Asked about assessing schools, Haadsma says the state keeps trying different testing methods. And the latest M-STEP scores were down compared to a year ago. Haadsma says it’s difficult to do qualitative assessment through those tests, but he says it’s hard to evaluate schools without some testing. Haadsma says the state needs to invest more in early childhood education and in “wrap around” programming in elementary schools such as social workers and school nurses. He says teachers also need smaller class sizes.
Haadsma says the anchor strike earlier this year on Enbridge’s Line 5 in the Straits of Mackinac shows how big a risk it is to keep the pipeline there. Haadsma says the long-running problems from the 2010 oil spill on the Kalamazoo River show the damage that can be done from a massive oil spill. Governor Rick Snyder and Enbridge recently announced an agreement for a new pipeline that would be inside a tunnel. But Haadsma says it could be several years before the tunnel is completed. During that time he says the risk would continue.
Asked about extending the Freedom of Information Act to the governor’s office and the Legislature, Haadsma says he supports it. He says state government needs sunshine.
The 62nd District is one that Democrats are targeting in an effort to win the majority of seats in the state House. Haadsma lost the 2016 race by just over 200 votes.
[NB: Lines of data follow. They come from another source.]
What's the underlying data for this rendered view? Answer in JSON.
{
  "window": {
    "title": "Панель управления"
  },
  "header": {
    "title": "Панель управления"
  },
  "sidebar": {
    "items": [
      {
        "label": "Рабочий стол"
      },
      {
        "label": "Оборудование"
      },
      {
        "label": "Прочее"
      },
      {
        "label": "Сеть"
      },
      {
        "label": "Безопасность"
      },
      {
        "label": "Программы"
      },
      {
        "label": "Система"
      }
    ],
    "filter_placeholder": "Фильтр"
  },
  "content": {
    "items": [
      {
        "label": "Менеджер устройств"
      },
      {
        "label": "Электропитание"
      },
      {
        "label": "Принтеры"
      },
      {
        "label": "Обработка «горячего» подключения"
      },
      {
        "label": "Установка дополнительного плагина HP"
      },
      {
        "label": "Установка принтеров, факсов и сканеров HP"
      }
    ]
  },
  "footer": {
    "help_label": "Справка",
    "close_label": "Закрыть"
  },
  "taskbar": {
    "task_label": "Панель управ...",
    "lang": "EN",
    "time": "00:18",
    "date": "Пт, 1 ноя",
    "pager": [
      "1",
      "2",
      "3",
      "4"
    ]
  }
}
But the Democrat says he doesn’t know all of the variables that brought about the 2016 election outcome. Haadsma says he senses a desire for a Democratic check at the federal and state level.
Discussion of other issues can be heard in the web version of the interview.
Haadsma says factors not related to driving should not be used to set auto insurance rates. He says the state should set a fee schedule, and the Catastrophic Claims Association should be more transparent. Haadsma says the no fault system and lifetime benefits for serious injuries in auto accidents need reform, not a complete overhaul.
Haadsma favors all three proposals on the November ballot. He says making marijuana legal (Proposal 1) would get it off the black market, and bring in additional tax revenue. Haadsma says an independent redistricting commission (Proposal 2) would lead to more competitive districts. He also says Proposal 3 would make voting easier, rather than more complicated.
Haadsma says a number of “pent up” public policy changes would be considered and probably passed if Democrats get majority of the state House. He says those include protection from discrimination for LGBT people, and more action on roads. But Haadsma says he can work with people on the other side of the aisle whether or not Democrats are in the majority in the state House.